Fui nomeado pelo governador Carlos Fabião depois de ter ouvido o meu chefe directo que me consideraram o elemento do Comando Chefe com mais informação para o efeito desejado.
No aeroporto encontrei-me com o Manuel Monge, hoje general, e pouco depois chegaram Mário Soares, Almeida Santos e Jorge Campinos. Já todos conheciam o Monge. No entanto, Mário Soares, perguntou quem era o João Soares (por exclusão de partes não lhe era difícil saber que era eu) e disse que o filho também se chama João Soares. Foi uma forma simpática de me introduzir no grupo. E informou que a reunião não seria em Londres porque o PAIGC tinha dito que não se sentia à vontade para discutir o assunto em casa de um nosso aliado e tinha proposto a Argélia, o que Portugal aceitara. De maneira que íamos tomar um avião para a Argélia via Paris.
Chegados lá instalámo-nos numa moradia e foi-nos oferecido chá de menta e tâmaras à discrição, além de comodidades muito aceitáveis. Tínhamos sido alertados para a hipóteses de as conversas serem escutadas e gravadas, pelo que ou falávamos no jardim relvado distantes dos canteiros ou à volta de uma mesa em cujo centro colocávamos um rádio que empastelava as nossas vozes em eventual gravação.
No dia seguinte tivemos o encontro e as conversas bilaterais em que o PAIGC era representado por um grupo do tamanho do nosso, sob a chefia de Pedro Pires.

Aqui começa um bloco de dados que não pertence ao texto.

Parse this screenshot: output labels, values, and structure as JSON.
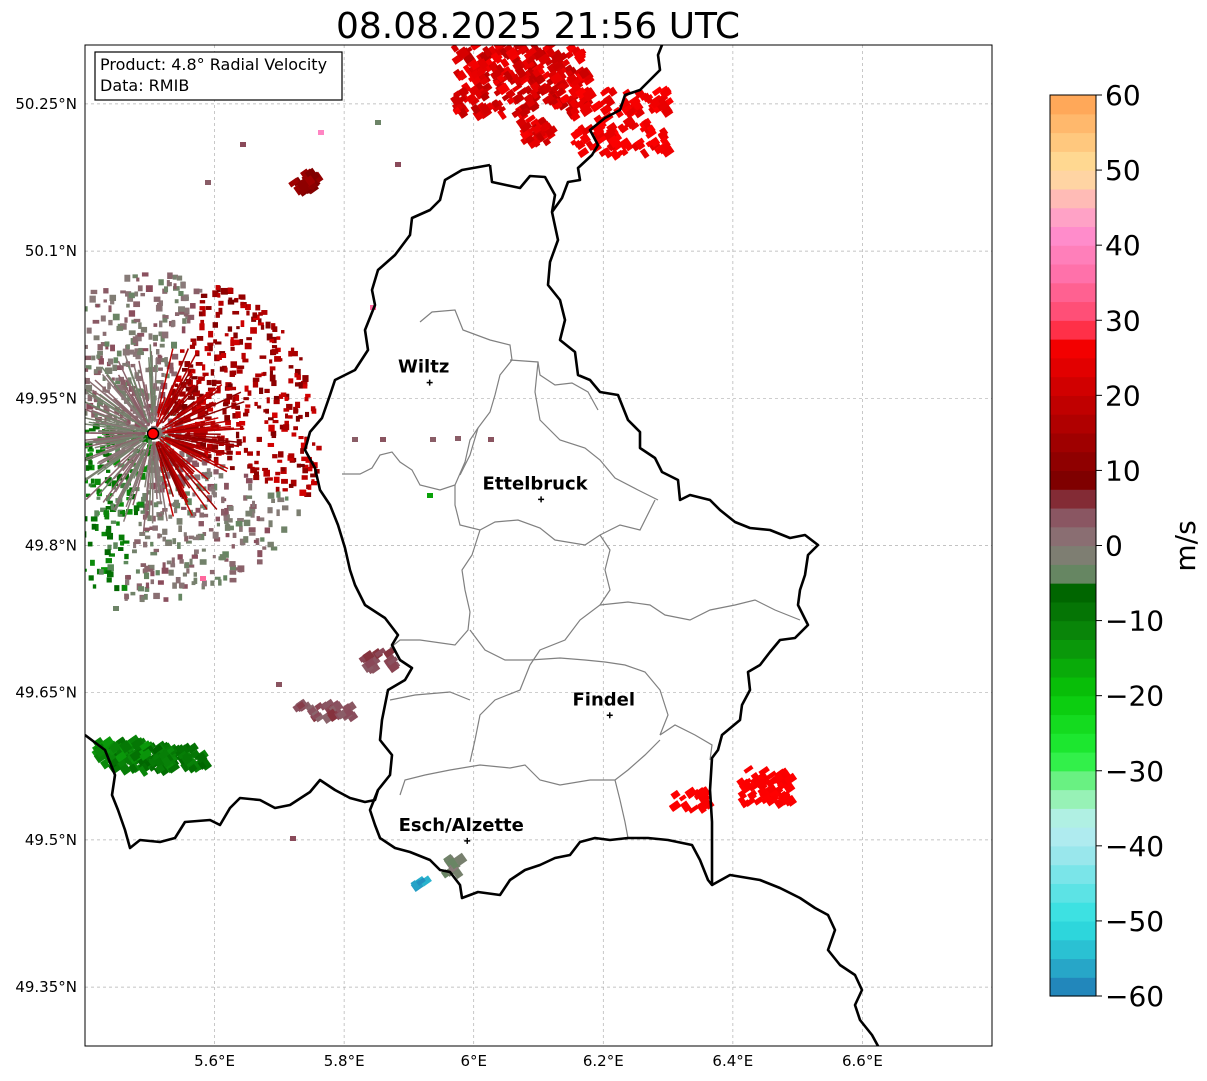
{
  "map": {
    "title": "08.08.2025 21:56 UTC",
    "info_box": {
      "line1": "Product: 4.8° Radial Velocity",
      "line2": "Data: RMIB"
    },
    "extent": {
      "lon": [
        5.4,
        6.8
      ],
      "lat": [
        49.29,
        50.31
      ]
    },
    "grid": true,
    "lon_ticks": [
      {
        "value": 5.6,
        "label": "5.6°E"
      },
      {
        "value": 5.8,
        "label": "5.8°E"
      },
      {
        "value": 6.0,
        "label": "6°E"
      },
      {
        "value": 6.2,
        "label": "6.2°E"
      },
      {
        "value": 6.4,
        "label": "6.4°E"
      },
      {
        "value": 6.6,
        "label": "6.6°E"
      }
    ],
    "lat_ticks": [
      {
        "value": 50.25,
        "label": "50.25°N"
      },
      {
        "value": 50.1,
        "label": "50.1°N"
      },
      {
        "value": 49.95,
        "label": "49.95°N"
      },
      {
        "value": 49.8,
        "label": "49.8°N"
      },
      {
        "value": 49.65,
        "label": "49.65°N"
      },
      {
        "value": 49.5,
        "label": "49.5°N"
      },
      {
        "value": 49.35,
        "label": "49.35°N"
      }
    ],
    "cities": [
      {
        "name": "Wiltz",
        "lon": 5.932,
        "lat": 49.966
      },
      {
        "name": "Ettelbruck",
        "lon": 6.104,
        "lat": 49.847
      },
      {
        "name": "Findel",
        "lon": 6.21,
        "lat": 49.627
      },
      {
        "name": "Esch/Alzette",
        "lon": 5.99,
        "lat": 49.499
      }
    ],
    "radar_site": {
      "lon": 5.505,
      "lat": 49.914
    }
  },
  "colorbar": {
    "label": "m/s",
    "ticks": [
      "60",
      "50",
      "40",
      "30",
      "20",
      "10",
      "0",
      "−10",
      "−20",
      "−30",
      "−40",
      "−50",
      "−60"
    ],
    "tick_values": [
      60,
      50,
      40,
      30,
      20,
      10,
      0,
      -10,
      -20,
      -30,
      -40,
      -50,
      -60
    ],
    "range": [
      -60,
      60
    ],
    "stops": [
      {
        "value": -60,
        "color": "#1f77b4"
      },
      {
        "value": -55,
        "color": "#29b6cf"
      },
      {
        "value": -50,
        "color": "#2ee0e0"
      },
      {
        "value": -40,
        "color": "#a8e8ee"
      },
      {
        "value": -37,
        "color": "#b8f0f0"
      },
      {
        "value": -33,
        "color": "#8ff2a8"
      },
      {
        "value": -28,
        "color": "#22f03a"
      },
      {
        "value": -20,
        "color": "#08c808"
      },
      {
        "value": -12,
        "color": "#0a8a0a"
      },
      {
        "value": -6,
        "color": "#006400"
      },
      {
        "value": -5,
        "color": "#5a8a5a"
      },
      {
        "value": 0,
        "color": "#8a7a7a"
      },
      {
        "value": 5,
        "color": "#8a4a5a"
      },
      {
        "value": 8,
        "color": "#7a0000"
      },
      {
        "value": 20,
        "color": "#c80000"
      },
      {
        "value": 28,
        "color": "#ff0000"
      },
      {
        "value": 29,
        "color": "#ff4060"
      },
      {
        "value": 36,
        "color": "#ff70a8"
      },
      {
        "value": 42,
        "color": "#ff90d0"
      },
      {
        "value": 46,
        "color": "#ffb8b8"
      },
      {
        "value": 50,
        "color": "#ffe09a"
      },
      {
        "value": 60,
        "color": "#ffa050"
      }
    ]
  }
}
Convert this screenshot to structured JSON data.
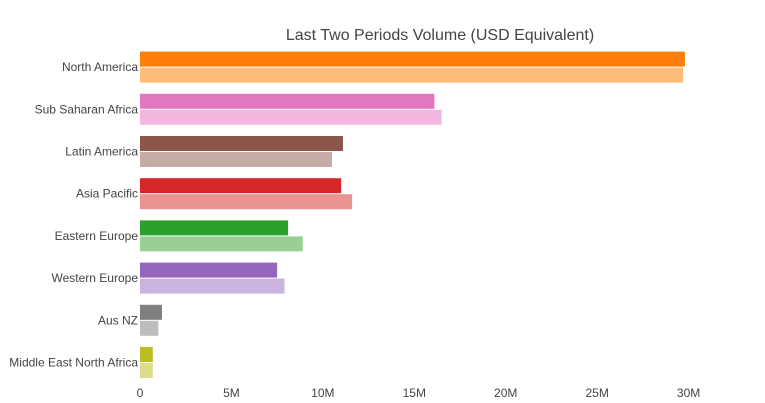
{
  "chart_data": {
    "type": "bar",
    "orientation": "horizontal",
    "title": "Last Two Periods Volume (USD Equivalent)",
    "xlabel": "",
    "ylabel": "",
    "xlim": [
      0,
      31500000
    ],
    "x_ticks": [
      {
        "value": 0,
        "label": "0"
      },
      {
        "value": 5000000,
        "label": "5M"
      },
      {
        "value": 10000000,
        "label": "10M"
      },
      {
        "value": 15000000,
        "label": "15M"
      },
      {
        "value": 20000000,
        "label": "20M"
      },
      {
        "value": 25000000,
        "label": "25M"
      },
      {
        "value": 30000000,
        "label": "30M"
      }
    ],
    "grid": false,
    "legend": "none",
    "categories": [
      {
        "label": "North America",
        "values": [
          29800000,
          29700000
        ],
        "colors": [
          "#ff7f0e",
          "#ffbb78"
        ]
      },
      {
        "label": "Sub Saharan Africa",
        "values": [
          16100000,
          16500000
        ],
        "colors": [
          "#e377c2",
          "#f2b7de"
        ]
      },
      {
        "label": "Latin America",
        "values": [
          11100000,
          10500000
        ],
        "colors": [
          "#8c564b",
          "#c5aaa5"
        ]
      },
      {
        "label": "Asia Pacific",
        "values": [
          11000000,
          11600000
        ],
        "colors": [
          "#d62728",
          "#ea9393"
        ]
      },
      {
        "label": "Eastern Europe",
        "values": [
          8100000,
          8900000
        ],
        "colors": [
          "#2ca02c",
          "#98d094"
        ]
      },
      {
        "label": "Western Europe",
        "values": [
          7500000,
          7900000
        ],
        "colors": [
          "#9467bd",
          "#c9b3df"
        ]
      },
      {
        "label": "Aus NZ",
        "values": [
          1200000,
          1000000
        ],
        "colors": [
          "#7f7f7f",
          "#bdbdbd"
        ]
      },
      {
        "label": "Middle East North Africa",
        "values": [
          700000,
          700000
        ],
        "colors": [
          "#bcbd22",
          "#dedb8c"
        ]
      }
    ]
  }
}
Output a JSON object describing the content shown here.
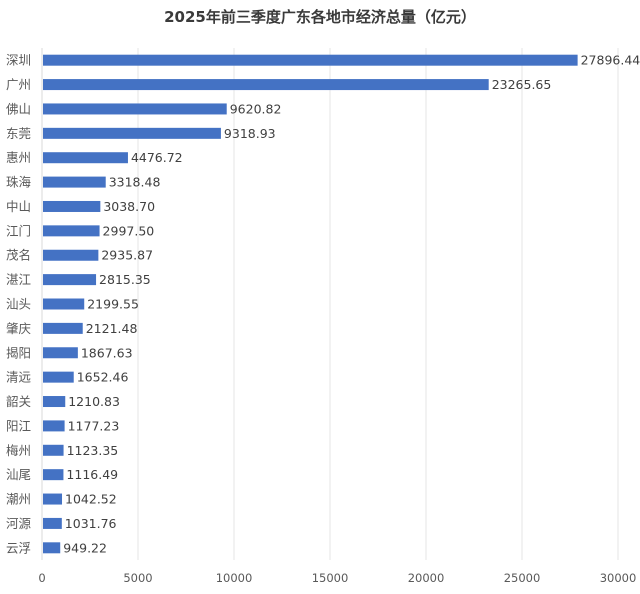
{
  "chart_data": {
    "type": "bar",
    "orientation": "horizontal",
    "title": "2025年前三季度广东各地市经济总量（亿元）",
    "categories": [
      "深圳",
      "广州",
      "佛山",
      "东莞",
      "惠州",
      "珠海",
      "中山",
      "江门",
      "茂名",
      "湛江",
      "汕头",
      "肇庆",
      "揭阳",
      "清远",
      "韶关",
      "阳江",
      "梅州",
      "汕尾",
      "潮州",
      "河源",
      "云浮"
    ],
    "values": [
      27896.44,
      23265.65,
      9620.82,
      9318.93,
      4476.72,
      3318.48,
      3038.7,
      2997.5,
      2935.87,
      2815.35,
      2199.55,
      2121.48,
      1867.63,
      1652.46,
      1210.83,
      1177.23,
      1123.35,
      1116.49,
      1042.52,
      1031.76,
      949.22
    ],
    "value_labels": [
      "27896.44",
      "23265.65",
      "9620.82",
      "9318.93",
      "4476.72",
      "3318.48",
      "3038.70",
      "2997.50",
      "2935.87",
      "2815.35",
      "2199.55",
      "2121.48",
      "1867.63",
      "1652.46",
      "1210.83",
      "1177.23",
      "1123.35",
      "1116.49",
      "1042.52",
      "1031.76",
      "949.22"
    ],
    "xlim": [
      0,
      30000
    ],
    "xticks": [
      "0",
      "5000",
      "10000",
      "15000",
      "20000",
      "25000",
      "30000"
    ],
    "xtick_values": [
      0,
      5000,
      10000,
      15000,
      20000,
      25000,
      30000
    ],
    "grid": "vertical",
    "legend": "none",
    "bar_color": "#4472C4",
    "grid_color": "#e6e6e6"
  }
}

Estou agora a recordar isto e a escrever pela primeira vez, porque é o aniversário desse evento e porque as notícias recentes mostraram, mais uma vez, que a Guiné não soube ou não conseguiu aproveitar da melhor forma a oportunidade de ser um País independente capaz de se governar para bem-estar do seu povo e desenvolvimento das suas potencialidades que, diga-se a verdade, não eram muito promissoras. Mas houve um pormenor que na altura me impressionou e agora recordo com vontade de não o manter no sufoco.
Nas conversações quem falava era Pedro Pires de um lado e Mário Soares do outro (nosso) com pequeníssimas intervenções de Almeida Santos e Jorge Campinos. A dada altura, Pedro Pires na sua arenga contra a repressão dos militares portugueses (o que não podia surpreender, porque era esse o papel que ali estava a representar) falou nos campos de concentração em que tinha sido colocada grande parte da população guineense. O Monge deu-me um toque de joelho e trocámos um olhar de espanto por não ter havido reacção de Mário Soares e, de forma discreta, dissemos que no intervalo íamos chamar-lhe a atenção por ele não ter reagido.
Chegados ao intervalo e após o primeiro gole de chá de menta, mostrámos-lhe o nosso espanto por ele ter deixado sem esclarecimento essa alusão, feita de forma despropositada e hostil, aos aldeamentos construídos quase no estilo de aldeias turísticas dos nossos tempos, com água, proximidade dos campos de cultivo em locais escolhidos pelas pessoas importantes da aldeia (homens grandes) e que muito nos impressionava que os soldados que as construíam, que viviam nas suas aldeias do interior do País com a família em péssimas condições em comparação com aquelas, trabalhavam sem refilarem nem exigirem nada de semelhante para as suas aldeias. Aceitavam o seu espírito de missão sem qualquer sombra de ressentimento, tal fora a sua preparação militar.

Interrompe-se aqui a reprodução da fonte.